In its recent judgment in Wightman and others v Secretary of State for Exiting the European Union  CSIH 62, the Court of Session has referred to the Court of Justice of the European Union (CJEU) the question of whether the UK can unilaterally revoke its notification of its intention to leave the EU Article 50 of the Treaty on European Union (TEU).
The petition was initially lodged on 19 December 2017 by a cross-party group of elected representatives including MPs, MEPs and MSPs. The petitioners sought a ruling from the CJEU to determine the question whether the Article 50(2) notification can be revoked unilaterally by the UK, without approval from the other EU member states, in advance of the expiry of the two year notice period.
Along with the existing options of either exiting the EU with or without an agreement, the petitioners in particular sought confirmation on whether there is a valid third option of revoking the notice with the effect of remaining in the EU. The petitioners argue that a definitive ruling on revocability is therefore necessary to enable them to make informed choices based on the options legally available.
By interlocutor in the Outer House of the Court of Session dated 8 June 2018 (see Wightman and others v Secretary of State for Exiting the European Union  CSOH 61), the Lord Ordinary declined to make a reference to the CJEU and refused the petition on the following three grounds:
- the issue is hypothetical as the UK Government had stated that it does not intend to revoke the notification;
- the subject matter encroached on Parliamentary sovereignty and was beyond the court’s jurisdiction; and
- the court was not persuaded that the conditions for a reference to the CJEU had been met as the facts were not ascertainable and the issue was hypothetical.
The petitioners appealed the decision of the Outer House to the Inner House, by way of reclaiming motion.
In the meantime, the EU (Withdrawal) Act 2018 received royal assent on 26 June 2018. Under Section 13 of that Act, MPs will be asked to approve the withdrawal agreement negotiated by the government, as well as the broad outlines of any future trade deal with the EU. At present, if MPs withhold approval the effect will be for the UK to leave the EU without any deal. If the Article 50 notification is capable of revocation, then MPs may have the third option of remaining in the EU.
On 21 September 2018, the Inner House of the Court of Session allowed the reclaiming motion and agreed to the petitioners’ request to make a reference to the CJEU under Article 267 of the Treaty on the Functioning of the EU, deeming it “necessary”.
In reaching its decision, the Inner House stated as follows:
- In the face of section 13 of the European Union (Withdrawal) Act 2018, it was neither academic nor premature to ask whether it is legally competent to revoke the notification.
- The issue of revocability is uncertain in that it is the subject of a dispute, as demonstrated by the present litigation.
- The answer will have the effect of clarifying the options open to MPs when casting their (now inevitable) vote on whether or not to approve the withdrawal agreement.
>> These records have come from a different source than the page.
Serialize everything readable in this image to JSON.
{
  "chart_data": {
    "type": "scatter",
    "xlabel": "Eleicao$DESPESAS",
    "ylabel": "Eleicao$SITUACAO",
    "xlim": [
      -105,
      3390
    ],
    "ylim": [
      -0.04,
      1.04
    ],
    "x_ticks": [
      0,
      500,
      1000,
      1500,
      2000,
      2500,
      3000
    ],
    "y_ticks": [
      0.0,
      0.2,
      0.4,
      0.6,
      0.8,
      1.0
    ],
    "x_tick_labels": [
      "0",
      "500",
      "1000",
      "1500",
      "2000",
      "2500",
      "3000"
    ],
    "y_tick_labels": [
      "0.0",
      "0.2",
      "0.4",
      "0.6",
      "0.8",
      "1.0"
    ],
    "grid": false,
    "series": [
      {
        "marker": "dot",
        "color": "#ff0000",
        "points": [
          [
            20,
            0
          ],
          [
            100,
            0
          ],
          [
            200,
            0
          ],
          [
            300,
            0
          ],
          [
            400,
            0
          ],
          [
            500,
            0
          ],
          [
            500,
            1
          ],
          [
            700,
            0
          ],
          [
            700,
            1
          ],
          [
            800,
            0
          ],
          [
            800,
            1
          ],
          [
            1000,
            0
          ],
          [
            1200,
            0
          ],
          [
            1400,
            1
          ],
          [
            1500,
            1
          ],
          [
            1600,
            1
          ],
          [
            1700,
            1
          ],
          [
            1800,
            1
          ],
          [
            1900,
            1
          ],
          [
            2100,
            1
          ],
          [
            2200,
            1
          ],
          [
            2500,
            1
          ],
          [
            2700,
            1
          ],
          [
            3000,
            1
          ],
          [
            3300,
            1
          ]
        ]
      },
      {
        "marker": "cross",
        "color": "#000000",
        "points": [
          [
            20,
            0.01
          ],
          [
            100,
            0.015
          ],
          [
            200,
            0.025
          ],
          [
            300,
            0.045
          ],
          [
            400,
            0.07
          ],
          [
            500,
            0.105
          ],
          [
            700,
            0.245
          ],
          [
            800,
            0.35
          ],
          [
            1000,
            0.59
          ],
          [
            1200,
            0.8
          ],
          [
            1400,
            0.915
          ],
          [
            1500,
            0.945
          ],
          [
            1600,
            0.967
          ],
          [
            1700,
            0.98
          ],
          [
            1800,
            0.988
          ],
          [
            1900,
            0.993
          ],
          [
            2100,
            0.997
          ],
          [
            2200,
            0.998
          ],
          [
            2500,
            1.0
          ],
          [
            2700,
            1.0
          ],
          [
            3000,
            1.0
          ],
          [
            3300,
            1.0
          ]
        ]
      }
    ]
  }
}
MPs therefore have an interest in seeing the matter resolved.
The Inner House has referred the following question to the CJEU with a request for an expedited procedure given the urgency of the issue:
“Where, in accordance with Article 50 of the TEU, a Member State has notified the European Council of its intention to withdraw from the European Union, does EU law permit that notice to be revoked unilaterally by the notifying Member State; and, if so, subject to what conditions and with what effect relative to the Member State remaining within the EU.”
Given the current political climate, in our view it would take a lot for MPs to instruct the government to revoke the Article 50 notification (and there is the interesting issue of how to give legal effect to that instruction). However, it must be correct that MPs know whether or not that option is available to them when voting on the withdrawal agreement and future framework.
At this point we can say two things with certainty – the CJEU will need to be quick with its determination (something which it has acknowledged by applying the expedited procedure with a possible hearing on 27 November this year), and whatever determination it makes is sure to be controversial.